The differences between Frederick Douglass and Martin Delany have historically been reduced to a simple binary assimilationist versus separatist. Now Robert S. Levine restores the relationship of these two important nineteenth-century African American writers to its original complexity. He explores their debates over issues like abolitionism, emigration, and nationalism, illuminating each man's influence on the other's political vision. He also examines Delany and Douglass's debates in relation to their own writings and to the work of Harriet Beecher Stowe. Though each saw himself as the single best representative of his race, Douglass has been accorded that role by history--while Delany, according to Levine, has suffered a fate typical of the black marginalization. In restoring Delany to his place in literary and cultural history, Levine makes possible a fuller understanding of the politics of antebellum African American leadership.

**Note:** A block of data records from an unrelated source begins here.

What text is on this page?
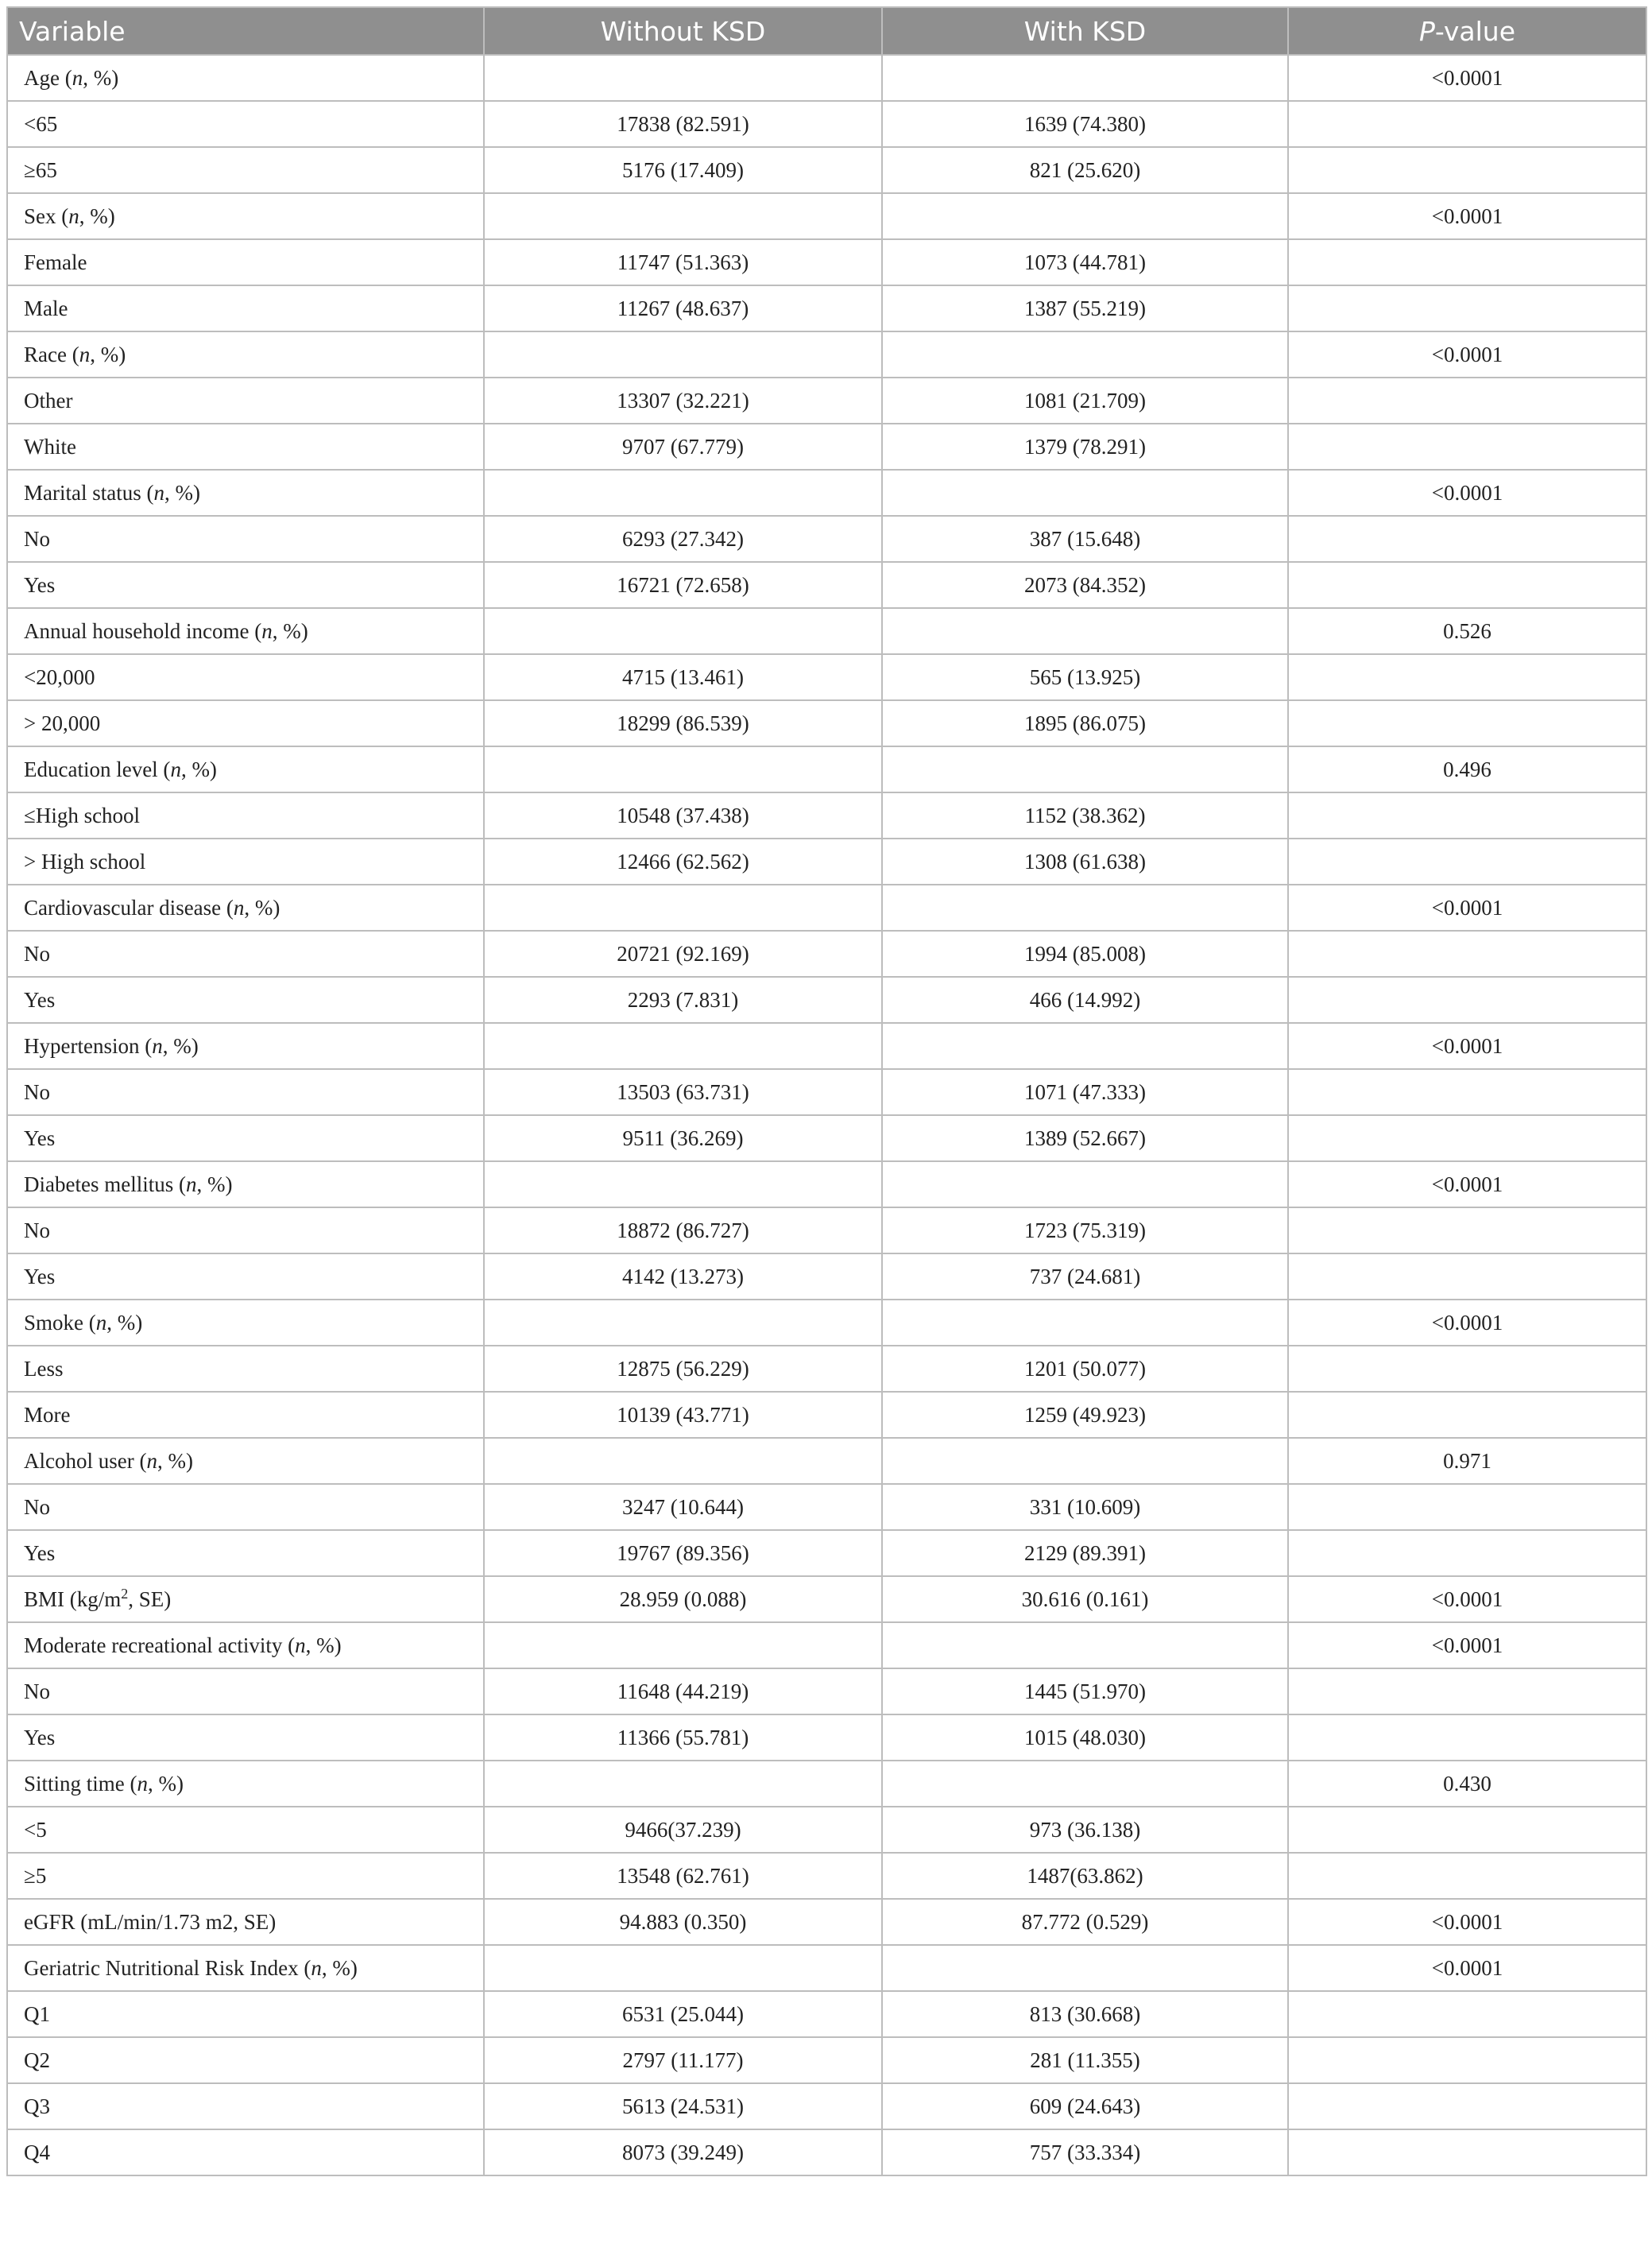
Variable	Without KSD	With KSD	P-value
Age (n, %)			<0.0001
<65	17838 (82.591)	1639 (74.380)	
≥65	5176 (17.409)	821 (25.620)	
Sex (n, %)			<0.0001
Female	11747 (51.363)	1073 (44.781)	
Male	11267 (48.637)	1387 (55.219)	
Race (n, %)			<0.0001
Other	13307 (32.221)	1081 (21.709)	
White	9707 (67.779)	1379 (78.291)	
Marital status (n, %)			<0.0001
No	6293 (27.342)	387 (15.648)	
Yes	16721 (72.658)	2073 (84.352)	
Annual household income (n, %)			0.526
<20,000	4715 (13.461)	565 (13.925)	
> 20,000	18299 (86.539)	1895 (86.075)	
Education level (n, %)			0.496
≤High school	10548 (37.438)	1152 (38.362)	
> High school	12466 (62.562)	1308 (61.638)	
Cardiovascular disease (n, %)			<0.0001
No	20721 (92.169)	1994 (85.008)	
Yes	2293 (7.831)	466 (14.992)	
Hypertension (n, %)			<0.0001
No	13503 (63.731)	1071 (47.333)	
Yes	9511 (36.269)	1389 (52.667)	
Diabetes mellitus (n, %)			<0.0001
No	18872 (86.727)	1723 (75.319)	
Yes	4142 (13.273)	737 (24.681)	
Smoke (n, %)			<0.0001
Less	12875 (56.229)	1201 (50.077)	
More	10139 (43.771)	1259 (49.923)	
Alcohol user (n, %)			0.971
No	3247 (10.644)	331 (10.609)	
Yes	19767 (89.356)	2129 (89.391)	
BMI ($kg/m^2$, SE)	28.959 (0.088)	30.616 (0.161)	<0.0001
Moderate recreational activity (n, %)			<0.0001
No	11648 (44.219)	1445 (51.970)	
Yes	11366 (55.781)	1015 (48.030)	
Sitting time (n, %)			0.430
<5	9466(37.239)	973 (36.138)	
≥5	13548 (62.761)	1487(63.862)	
eGFR (mL/min/1.73 m2, SE)	94.883 (0.350)	87.772 (0.529)	<0.0001
Geriatric Nutritional Risk Index (n, %)			<0.0001
Q1	6531 (25.044)	813 (30.668)	
Q2	2797 (11.177)	281 (11.355)	
Q3	5613 (24.531)	609 (24.643)	
Q4	8073 (39.249)	757 (33.334)	
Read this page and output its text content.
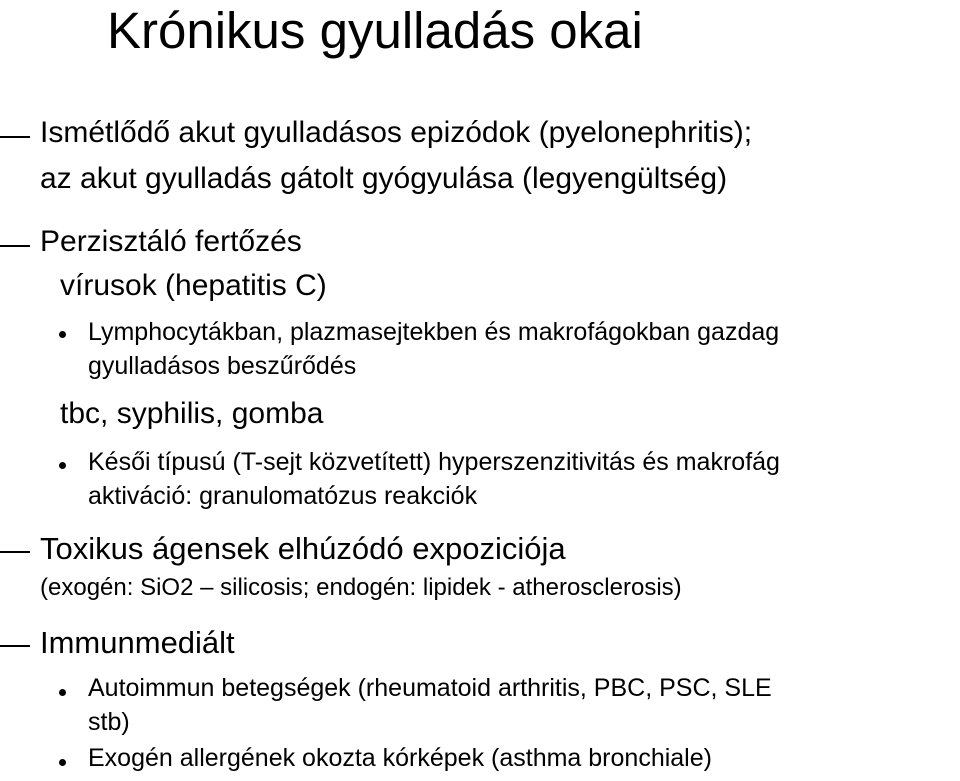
Krónikus gyulladás okai
Ismétlődő akut gyulladásos epizódok (pyelonephritis);
az akut gyulladás gátolt gyógyulása (legyengültség)
Perzisztáló fertőzés
vírusok (hepatitis C)
Lymphocytákban, plazmasejtekben és makrofágokban gazdag
gyulladásos beszűrődés
tbc, syphilis, gomba
Késői típusú (T-sejt közvetített) hyperszenzitivitás és makrofág
aktiváció: granulomatózus reakciók
Toxikus ágensek elhúzódó expoziciója
(exogén: SiO2 – silicosis; endogén: lipidek - atherosclerosis)
Immunmediált
Autoimmun betegségek (rheumatoid arthritis, PBC, PSC, SLE
stb)
Exogén allergének okozta kórképek (asthma bronchiale)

Robert S. Levine (Ph.D. Stanford University 1981) is Distinguished University Professor of English and Distinguished Scholar-Teacher at the University of Maryland, College Park. Levine is the General Editor of The Norton Anthology of American Literature and is a member of the editorial boards of American Literary History, Leviathan: A Journal of Melville Studies, and J19: The Journal of Nineteenth-Century Americanists.
This is a fascinating look at the intertwined lives of two of America's most important black abolitionists in the Civil War period.
One, Frederick Douglass, is widely remembered today, iconic with his shock of white hair and his autobiography (rewritten twice). The other, Martin Delany, is much less well known. The simple reason is that Douglass promoted assimilation of freed slaves, while Delany for much of his life championed emigration of blacks to either Central or South America, or to Africa. Historians told me that Americans, particularly white Americans, find it easier to embrace the first story than the second.
Their actual lives were much more complicated, particularly Delany's. Douglass at times could sound almost as embittered as Delany, and near the end of his life championed Haiti and its black-led government. Delany, on the other hand, never mounted a successful emigration mission, became the first black major in the Union Army and after the war ended up working on behalf of poor white farmers in South Carolina.
Delany's emigration message, perhaps compounded by his shifting priorities, made him harder to categorize and more of an enigma. But he was brilliant, articulate and single-minded in his ambitions. Trained in Pittsburgh as a doctor, he was admitted to Harvard Medical School and then expelled with two other black students because the white students protested their presence. He left America to live in Canada for several years, during which he undertook two missions to Africa, negotiating with tribal chiefs for land.
Known as the "Father of Black Nationalism," he enjoyed a brief resurgence in visibility in the late 1960s as students gravitated toward Malcolm X and the Black Power movement, but then his star again dimmed. He is worth being restored to historical prominence.
One caveat: While this book deals with the movement of the two men through history, it does it largely by analyzing their writing, and you have to bear with a fair amount of rhetoric jargon. Still, it is a nuanced look at two highly important abolitionist figures.